ユタ

ユタの感想・レビュー

ラ・ラ・ランド(2016年製作の映画)
3.8

このレビューはネタバレを含みます。

全体としては面白かったし、すごく楽しめました。ただ引っかかる所はあるかな、と言う感じでした。
(以下、終盤の展開にも少し触れています)

引っかかった所として…
エマストーンとライアンゴズリングが映画を見るシーンが、女優を夢見る人なのに、映画をないがしろにしてる様に見えたところ。
似たように前作でも、同じ舞台に立っているメンバーをないがしろにしてるように感じたシーンがあって、そこがどうしてもどうしても受け入れられなかったので、この監督の苦手な部分なのかも知れません。
自分本位というか、監督は映画や音楽への愛情、敬意が足りない人なのかな、と思ってしまう…。

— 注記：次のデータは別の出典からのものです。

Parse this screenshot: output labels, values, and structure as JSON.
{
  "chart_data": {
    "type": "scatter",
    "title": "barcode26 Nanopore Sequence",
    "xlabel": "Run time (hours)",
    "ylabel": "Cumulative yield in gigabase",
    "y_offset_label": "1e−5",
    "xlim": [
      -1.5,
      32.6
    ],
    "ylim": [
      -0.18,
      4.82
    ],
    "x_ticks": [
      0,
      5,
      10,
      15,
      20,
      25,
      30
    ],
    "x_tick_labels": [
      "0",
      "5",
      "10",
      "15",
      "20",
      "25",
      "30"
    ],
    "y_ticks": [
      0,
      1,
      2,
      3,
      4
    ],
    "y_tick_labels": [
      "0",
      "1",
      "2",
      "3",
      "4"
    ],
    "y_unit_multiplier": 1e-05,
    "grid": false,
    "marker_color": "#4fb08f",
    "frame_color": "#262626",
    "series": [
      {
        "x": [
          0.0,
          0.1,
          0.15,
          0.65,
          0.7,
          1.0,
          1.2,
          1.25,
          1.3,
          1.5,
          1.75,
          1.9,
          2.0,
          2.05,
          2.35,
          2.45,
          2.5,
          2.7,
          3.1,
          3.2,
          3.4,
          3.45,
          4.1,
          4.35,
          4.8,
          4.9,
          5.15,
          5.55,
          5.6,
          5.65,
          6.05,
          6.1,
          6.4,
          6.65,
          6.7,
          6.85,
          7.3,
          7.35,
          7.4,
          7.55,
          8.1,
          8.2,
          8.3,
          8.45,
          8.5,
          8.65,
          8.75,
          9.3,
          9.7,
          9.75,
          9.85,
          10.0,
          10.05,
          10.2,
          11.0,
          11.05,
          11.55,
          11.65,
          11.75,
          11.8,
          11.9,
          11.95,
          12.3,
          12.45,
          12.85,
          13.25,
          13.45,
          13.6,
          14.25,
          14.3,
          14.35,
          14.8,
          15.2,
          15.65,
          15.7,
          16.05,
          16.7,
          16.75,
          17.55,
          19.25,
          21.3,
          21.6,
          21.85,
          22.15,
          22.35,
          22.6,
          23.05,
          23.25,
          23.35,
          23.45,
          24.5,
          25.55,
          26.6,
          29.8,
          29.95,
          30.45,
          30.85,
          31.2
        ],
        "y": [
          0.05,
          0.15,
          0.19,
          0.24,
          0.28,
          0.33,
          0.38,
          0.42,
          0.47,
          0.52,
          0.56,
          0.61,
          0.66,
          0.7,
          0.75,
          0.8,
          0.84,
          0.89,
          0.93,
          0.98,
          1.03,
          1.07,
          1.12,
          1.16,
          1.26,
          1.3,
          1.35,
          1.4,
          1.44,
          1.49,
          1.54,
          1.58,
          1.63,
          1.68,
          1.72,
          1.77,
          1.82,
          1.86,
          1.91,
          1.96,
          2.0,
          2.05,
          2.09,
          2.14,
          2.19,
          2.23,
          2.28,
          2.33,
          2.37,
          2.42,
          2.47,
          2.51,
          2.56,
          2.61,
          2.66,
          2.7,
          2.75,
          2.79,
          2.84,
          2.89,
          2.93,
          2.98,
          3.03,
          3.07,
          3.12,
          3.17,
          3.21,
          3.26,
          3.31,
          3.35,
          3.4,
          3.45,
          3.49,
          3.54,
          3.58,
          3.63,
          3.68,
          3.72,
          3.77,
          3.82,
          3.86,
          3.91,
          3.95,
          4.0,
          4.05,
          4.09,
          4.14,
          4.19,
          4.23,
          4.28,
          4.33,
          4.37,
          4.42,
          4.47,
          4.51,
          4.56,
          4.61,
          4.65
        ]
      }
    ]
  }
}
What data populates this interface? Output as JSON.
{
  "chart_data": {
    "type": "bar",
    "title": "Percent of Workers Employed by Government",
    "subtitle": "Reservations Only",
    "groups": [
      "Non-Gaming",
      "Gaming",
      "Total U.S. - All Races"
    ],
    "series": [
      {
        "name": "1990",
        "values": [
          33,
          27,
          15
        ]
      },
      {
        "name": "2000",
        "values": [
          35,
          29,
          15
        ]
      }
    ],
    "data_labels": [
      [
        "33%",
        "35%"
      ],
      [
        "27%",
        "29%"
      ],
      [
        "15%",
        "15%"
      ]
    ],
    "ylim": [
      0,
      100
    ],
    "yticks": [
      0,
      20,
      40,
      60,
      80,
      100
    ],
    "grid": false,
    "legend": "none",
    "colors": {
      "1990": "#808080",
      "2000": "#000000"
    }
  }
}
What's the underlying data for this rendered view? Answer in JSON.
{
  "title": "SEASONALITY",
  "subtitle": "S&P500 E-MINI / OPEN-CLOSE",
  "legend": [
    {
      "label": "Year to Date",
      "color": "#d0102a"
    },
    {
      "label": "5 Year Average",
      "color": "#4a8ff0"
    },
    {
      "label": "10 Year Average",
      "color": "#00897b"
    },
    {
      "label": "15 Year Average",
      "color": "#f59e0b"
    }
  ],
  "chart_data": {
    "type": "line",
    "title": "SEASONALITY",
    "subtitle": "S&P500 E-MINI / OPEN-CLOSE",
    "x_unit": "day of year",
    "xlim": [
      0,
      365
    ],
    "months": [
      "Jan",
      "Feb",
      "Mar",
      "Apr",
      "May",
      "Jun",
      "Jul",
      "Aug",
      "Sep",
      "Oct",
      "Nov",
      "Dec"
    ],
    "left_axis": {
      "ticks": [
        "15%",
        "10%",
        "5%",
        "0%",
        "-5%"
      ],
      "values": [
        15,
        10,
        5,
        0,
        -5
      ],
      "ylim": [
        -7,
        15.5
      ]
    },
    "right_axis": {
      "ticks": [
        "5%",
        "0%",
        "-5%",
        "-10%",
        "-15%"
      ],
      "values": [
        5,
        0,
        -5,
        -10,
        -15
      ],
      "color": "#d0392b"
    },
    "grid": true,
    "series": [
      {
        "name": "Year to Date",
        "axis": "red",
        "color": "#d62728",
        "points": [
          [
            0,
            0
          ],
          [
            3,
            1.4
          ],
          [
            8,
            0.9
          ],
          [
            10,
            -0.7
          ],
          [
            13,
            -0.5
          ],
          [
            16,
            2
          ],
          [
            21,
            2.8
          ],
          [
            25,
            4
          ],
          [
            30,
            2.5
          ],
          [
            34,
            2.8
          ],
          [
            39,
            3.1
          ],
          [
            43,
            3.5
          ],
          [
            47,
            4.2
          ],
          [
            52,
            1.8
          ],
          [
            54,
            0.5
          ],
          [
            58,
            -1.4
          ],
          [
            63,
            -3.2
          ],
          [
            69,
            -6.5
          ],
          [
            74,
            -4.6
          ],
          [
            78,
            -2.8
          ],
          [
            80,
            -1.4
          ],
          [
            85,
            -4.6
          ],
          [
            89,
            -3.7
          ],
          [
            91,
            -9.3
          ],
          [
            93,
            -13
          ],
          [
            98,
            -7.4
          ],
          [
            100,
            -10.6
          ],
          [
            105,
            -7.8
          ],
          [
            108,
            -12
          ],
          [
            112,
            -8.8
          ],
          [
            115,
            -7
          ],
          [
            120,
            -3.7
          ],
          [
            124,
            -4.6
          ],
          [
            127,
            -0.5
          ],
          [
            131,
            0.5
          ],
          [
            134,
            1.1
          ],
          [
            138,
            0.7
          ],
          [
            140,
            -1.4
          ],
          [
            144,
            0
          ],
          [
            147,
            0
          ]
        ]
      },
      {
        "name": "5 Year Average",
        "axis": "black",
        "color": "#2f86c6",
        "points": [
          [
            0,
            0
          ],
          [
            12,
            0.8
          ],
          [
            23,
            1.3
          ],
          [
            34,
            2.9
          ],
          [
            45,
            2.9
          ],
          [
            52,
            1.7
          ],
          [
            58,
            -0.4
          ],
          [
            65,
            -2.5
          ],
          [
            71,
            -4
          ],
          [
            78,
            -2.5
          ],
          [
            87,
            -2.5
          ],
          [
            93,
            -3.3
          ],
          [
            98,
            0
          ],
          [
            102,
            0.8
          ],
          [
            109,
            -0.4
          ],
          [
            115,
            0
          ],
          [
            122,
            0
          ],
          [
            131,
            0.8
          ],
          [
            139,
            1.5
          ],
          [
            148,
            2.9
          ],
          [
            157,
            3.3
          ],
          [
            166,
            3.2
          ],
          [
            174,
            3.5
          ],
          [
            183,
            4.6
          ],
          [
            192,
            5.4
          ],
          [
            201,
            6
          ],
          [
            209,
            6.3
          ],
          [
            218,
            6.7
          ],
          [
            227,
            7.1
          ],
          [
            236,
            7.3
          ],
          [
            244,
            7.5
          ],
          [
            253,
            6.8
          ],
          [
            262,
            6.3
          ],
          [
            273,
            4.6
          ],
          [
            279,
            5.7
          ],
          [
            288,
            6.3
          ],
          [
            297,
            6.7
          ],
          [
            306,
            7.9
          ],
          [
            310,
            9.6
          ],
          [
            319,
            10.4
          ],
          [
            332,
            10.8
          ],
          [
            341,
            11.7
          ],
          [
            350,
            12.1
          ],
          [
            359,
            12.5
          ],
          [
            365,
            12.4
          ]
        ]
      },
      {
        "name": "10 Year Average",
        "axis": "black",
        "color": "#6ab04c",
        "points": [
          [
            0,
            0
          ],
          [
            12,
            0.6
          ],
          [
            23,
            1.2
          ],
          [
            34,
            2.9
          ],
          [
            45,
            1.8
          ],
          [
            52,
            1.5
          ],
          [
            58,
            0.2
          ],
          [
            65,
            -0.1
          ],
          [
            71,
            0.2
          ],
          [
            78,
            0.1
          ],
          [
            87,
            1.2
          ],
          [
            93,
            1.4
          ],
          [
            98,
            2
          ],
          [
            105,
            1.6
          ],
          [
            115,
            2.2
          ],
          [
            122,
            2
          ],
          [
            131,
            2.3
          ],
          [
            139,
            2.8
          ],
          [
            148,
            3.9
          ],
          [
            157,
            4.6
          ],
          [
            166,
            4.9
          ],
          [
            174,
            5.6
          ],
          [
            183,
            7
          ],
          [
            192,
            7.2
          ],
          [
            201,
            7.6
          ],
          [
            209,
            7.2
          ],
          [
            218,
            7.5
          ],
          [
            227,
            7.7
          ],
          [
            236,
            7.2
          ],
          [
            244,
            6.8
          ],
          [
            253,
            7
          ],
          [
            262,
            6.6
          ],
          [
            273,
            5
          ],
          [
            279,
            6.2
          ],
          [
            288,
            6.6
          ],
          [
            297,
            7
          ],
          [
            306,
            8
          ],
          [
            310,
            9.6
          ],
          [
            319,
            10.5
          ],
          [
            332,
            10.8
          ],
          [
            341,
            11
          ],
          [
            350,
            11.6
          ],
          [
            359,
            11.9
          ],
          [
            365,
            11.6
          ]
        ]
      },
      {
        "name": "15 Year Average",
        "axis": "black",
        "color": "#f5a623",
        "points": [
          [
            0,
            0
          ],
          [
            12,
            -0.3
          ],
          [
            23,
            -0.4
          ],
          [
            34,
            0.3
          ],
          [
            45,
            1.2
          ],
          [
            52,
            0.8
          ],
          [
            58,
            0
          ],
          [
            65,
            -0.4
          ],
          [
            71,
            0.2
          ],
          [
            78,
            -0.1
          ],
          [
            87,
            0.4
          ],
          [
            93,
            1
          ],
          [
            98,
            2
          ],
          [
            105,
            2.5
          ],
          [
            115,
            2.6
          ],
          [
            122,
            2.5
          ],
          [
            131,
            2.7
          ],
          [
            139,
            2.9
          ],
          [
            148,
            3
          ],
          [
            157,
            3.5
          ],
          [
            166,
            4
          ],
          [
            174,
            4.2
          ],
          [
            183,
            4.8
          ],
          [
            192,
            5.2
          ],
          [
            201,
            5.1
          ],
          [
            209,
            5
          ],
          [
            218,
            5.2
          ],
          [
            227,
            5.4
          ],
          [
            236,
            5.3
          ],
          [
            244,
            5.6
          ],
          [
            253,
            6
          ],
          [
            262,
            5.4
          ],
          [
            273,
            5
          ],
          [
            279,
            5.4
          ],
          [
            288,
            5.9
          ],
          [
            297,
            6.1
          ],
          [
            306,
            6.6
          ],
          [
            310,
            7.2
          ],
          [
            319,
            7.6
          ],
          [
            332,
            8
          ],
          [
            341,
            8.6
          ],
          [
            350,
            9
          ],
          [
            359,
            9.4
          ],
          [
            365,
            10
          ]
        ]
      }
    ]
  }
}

ただそれも若さ故のもの(監督の方が年上なのに偉そうに言うなって感じですが)で、それがプラスに働いている部分もあるので完全に否定は出来ないのかなと今作を見て思いました。
あとは、中盤はもっと色々出来たような気もするし、
なにより音楽的な豊かさがもう少しあったなら…とも思いました。
不快になったとまではいかないけど、音楽的な価値観、考え方が監督とはあまり合わないのかも…


ただ好きだった所もたくさんありました。冒頭のミュージカルシーンはすごくわくわくさせられたし、様々な映画のオマージュも監督自身が楽しんでやっている感じがしてよかったです。
主演の二人も良くてとにかく、エマストーンが可愛かったです!
また、多分意見は別れるだろうけど少なくとも自分には、
この二人は「出会うべくして出会って、別れるべくして別れた二人」にちゃんと見えた。そこの説得力は感じました。


ラストもホロッとさせられました。

セブがもっとボロボロになっててもいいんじゃないか?というか、結末はもっと苦い方がミュージカルシーンが際立つのではないか、とも思ったけど、セブはこれぐらいの’’小さな救い’’があっても良い人なのかも。